À Monsieur Alphonse Daudet.


Le docteur Marius Handlucky est assis dans un fauteuil profond au coin de sa cheminée où pétille un joyeux feu de Décembre. La cheminée et le plafond de la chambre sont décorés de capricieuses arabesques ; les murailles disparaissent sous de chaudes et somptueuses tentures ; les lampes, les candélabres ciselés, les tapis moelleux, les statuettes, les objets rares et précieux entassés sur les étagères, trahissent les goûts délicats et l’immense richesse du maître du logis. Un parfum subtil flotte dans l’atmosphère et les mots bien-être et confort sont écrits dans les moindres détails de l’ameublement. Au dehors, la vieille Edimbourg éteint ses dernières rumeurs ; une mince couche de neige blanchit de ses ouates légères les aspérités du pavé, et les douze coups de minuit s’échappent lentement du clocher de Saint-Gilles, et prennent avec une gravité majestueuse leur vol à travers l’espace. Mais le docteur n’entend ni le bruissement de la neige, ni la voix sonore de l’antique cathédrale ; car d’épaisses portières et des rideaux soigneusement croisés protègent sa luxueuse solitude et élèvent entre elle et le monde extérieur un infranchissable rempart.

Le docteur se laisse glisser doucement sur la pente de la rêverie.

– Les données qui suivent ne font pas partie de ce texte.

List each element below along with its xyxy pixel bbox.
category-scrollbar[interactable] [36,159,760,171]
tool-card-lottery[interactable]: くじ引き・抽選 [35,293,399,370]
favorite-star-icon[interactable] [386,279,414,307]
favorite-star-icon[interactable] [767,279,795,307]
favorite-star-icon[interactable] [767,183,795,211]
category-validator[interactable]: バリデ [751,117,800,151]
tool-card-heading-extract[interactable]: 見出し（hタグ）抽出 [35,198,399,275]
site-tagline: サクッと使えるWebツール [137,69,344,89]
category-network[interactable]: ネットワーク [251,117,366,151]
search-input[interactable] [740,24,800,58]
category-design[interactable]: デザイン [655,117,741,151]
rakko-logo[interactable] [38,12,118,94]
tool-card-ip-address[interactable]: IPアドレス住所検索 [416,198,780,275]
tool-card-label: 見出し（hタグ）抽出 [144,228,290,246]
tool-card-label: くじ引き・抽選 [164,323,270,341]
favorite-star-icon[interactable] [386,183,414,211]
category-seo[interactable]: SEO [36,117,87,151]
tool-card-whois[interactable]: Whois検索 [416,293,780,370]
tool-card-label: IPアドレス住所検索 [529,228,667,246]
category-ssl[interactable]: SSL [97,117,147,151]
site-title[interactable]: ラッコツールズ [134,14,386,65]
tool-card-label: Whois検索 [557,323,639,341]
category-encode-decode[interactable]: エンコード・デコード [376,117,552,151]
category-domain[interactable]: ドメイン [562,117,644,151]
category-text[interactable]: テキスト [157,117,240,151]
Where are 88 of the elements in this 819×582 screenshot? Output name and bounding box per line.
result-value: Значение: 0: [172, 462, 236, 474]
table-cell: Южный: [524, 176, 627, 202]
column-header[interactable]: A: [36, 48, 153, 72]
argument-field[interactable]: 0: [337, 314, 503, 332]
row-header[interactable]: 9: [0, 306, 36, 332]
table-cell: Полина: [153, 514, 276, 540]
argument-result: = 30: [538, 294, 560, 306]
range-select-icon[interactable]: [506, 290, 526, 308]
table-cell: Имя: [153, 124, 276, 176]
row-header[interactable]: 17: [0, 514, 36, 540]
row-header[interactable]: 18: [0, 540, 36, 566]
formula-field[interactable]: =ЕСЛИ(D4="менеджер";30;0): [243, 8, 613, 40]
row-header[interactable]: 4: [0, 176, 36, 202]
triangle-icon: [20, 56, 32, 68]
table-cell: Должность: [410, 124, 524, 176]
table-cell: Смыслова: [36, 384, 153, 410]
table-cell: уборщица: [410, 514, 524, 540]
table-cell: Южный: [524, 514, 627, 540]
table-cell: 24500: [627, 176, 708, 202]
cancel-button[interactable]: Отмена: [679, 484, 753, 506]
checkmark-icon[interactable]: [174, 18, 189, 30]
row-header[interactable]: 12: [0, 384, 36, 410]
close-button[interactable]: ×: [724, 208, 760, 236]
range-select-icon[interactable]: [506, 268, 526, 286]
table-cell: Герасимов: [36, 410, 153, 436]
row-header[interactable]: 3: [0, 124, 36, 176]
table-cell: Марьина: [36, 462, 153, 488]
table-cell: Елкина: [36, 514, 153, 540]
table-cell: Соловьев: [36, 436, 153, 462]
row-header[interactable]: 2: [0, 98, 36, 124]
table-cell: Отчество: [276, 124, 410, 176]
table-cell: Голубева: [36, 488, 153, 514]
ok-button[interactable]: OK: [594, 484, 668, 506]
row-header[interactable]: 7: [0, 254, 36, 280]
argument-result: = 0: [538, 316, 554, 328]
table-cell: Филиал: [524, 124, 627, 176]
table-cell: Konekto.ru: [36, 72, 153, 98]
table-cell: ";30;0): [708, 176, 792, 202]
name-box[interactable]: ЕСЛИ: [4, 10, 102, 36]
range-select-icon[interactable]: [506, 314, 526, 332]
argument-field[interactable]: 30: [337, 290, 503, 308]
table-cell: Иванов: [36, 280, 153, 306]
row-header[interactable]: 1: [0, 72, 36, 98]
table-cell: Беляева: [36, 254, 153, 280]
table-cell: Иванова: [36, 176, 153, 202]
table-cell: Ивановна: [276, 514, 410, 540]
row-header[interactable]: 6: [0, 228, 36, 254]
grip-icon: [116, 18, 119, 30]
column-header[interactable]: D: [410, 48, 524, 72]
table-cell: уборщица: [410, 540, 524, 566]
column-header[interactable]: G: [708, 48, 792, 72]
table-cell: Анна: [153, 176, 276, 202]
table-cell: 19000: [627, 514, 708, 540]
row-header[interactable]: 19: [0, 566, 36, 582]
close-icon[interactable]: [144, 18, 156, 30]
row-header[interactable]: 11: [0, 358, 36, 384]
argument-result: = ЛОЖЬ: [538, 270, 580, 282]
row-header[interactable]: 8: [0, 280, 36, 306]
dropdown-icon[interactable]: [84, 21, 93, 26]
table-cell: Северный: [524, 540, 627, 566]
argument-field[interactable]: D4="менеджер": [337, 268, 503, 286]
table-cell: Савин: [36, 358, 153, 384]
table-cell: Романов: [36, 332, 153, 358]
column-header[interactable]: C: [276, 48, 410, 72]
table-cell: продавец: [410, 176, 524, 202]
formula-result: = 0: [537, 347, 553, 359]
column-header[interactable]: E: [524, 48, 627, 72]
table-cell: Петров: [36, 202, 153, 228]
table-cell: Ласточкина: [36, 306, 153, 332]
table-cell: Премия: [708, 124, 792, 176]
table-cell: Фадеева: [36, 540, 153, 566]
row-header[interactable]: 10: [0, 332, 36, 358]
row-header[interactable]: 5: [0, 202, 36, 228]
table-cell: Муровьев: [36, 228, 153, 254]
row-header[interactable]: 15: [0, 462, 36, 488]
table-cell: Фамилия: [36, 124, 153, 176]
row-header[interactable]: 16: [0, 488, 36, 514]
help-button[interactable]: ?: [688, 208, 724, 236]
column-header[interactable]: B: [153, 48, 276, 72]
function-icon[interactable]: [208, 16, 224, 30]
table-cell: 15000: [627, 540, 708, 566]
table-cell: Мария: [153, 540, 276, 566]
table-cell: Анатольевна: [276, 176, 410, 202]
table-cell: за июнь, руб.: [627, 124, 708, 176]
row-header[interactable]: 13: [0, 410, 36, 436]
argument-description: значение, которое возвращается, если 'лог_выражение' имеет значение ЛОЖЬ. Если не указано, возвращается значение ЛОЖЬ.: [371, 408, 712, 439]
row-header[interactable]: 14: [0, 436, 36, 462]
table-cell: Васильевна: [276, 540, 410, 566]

Il compare sa félicité présente avec la misère de sa laborieuse jeunesse. Il songe qu’aujourd’hui il est le très savant et très vénéré docteur Handlucky, illustre non seulement dans la Grande-Bretagne, mais dans l’Europe et l’Amérique entières. Il songe que le chiffre de sa fortune lui est à peine connu, que son fils est un des membres les plus distingués du Parlement, et que sa fille va devenir dans un mois la femme du Lord-Chancelier. Et il se souvient qu’il y a quarante ans il n’était qu’un étudiant pauvre et obscur, habitant d’une mansarde triste et glaciale, déjeunant trop souvent d’une promenade et soupant d’un coucher de soleil. Il se rappelle ses défaites, ses découragements, ses souffrances, et il se demande comment le grand Inconnu qui gouverne le monde, on ne sait trop de quelle manière, lui a donné la force de persévérer dans la lutte et de combattre jusqu’au jour du triomphe.

Le docteur en est là de sa rêverie, lorsque deux ou trois petits coups, frappés à sa porte, le font tressaillir.

— Entrez, dit-il.

La porte reste close, et les coups se répètent.

— Entrez, dit le docteur d’une voix plus haute que la première fois. Puis il réfléchit que la portière est lourde à soulever, et il se décide à aller ouvrir.

Une jeune et jolie fille, habillée comme le sont d’habitude les femmes de chambre de maison honnête, est debout sur le seuil.

— Ma maîtresse, dit-elle, rappelle à M. Handlucky qu’il lui avait promis de lui consacrer sa soirée.

— Votre maîtresse ! dit le docteur étonné.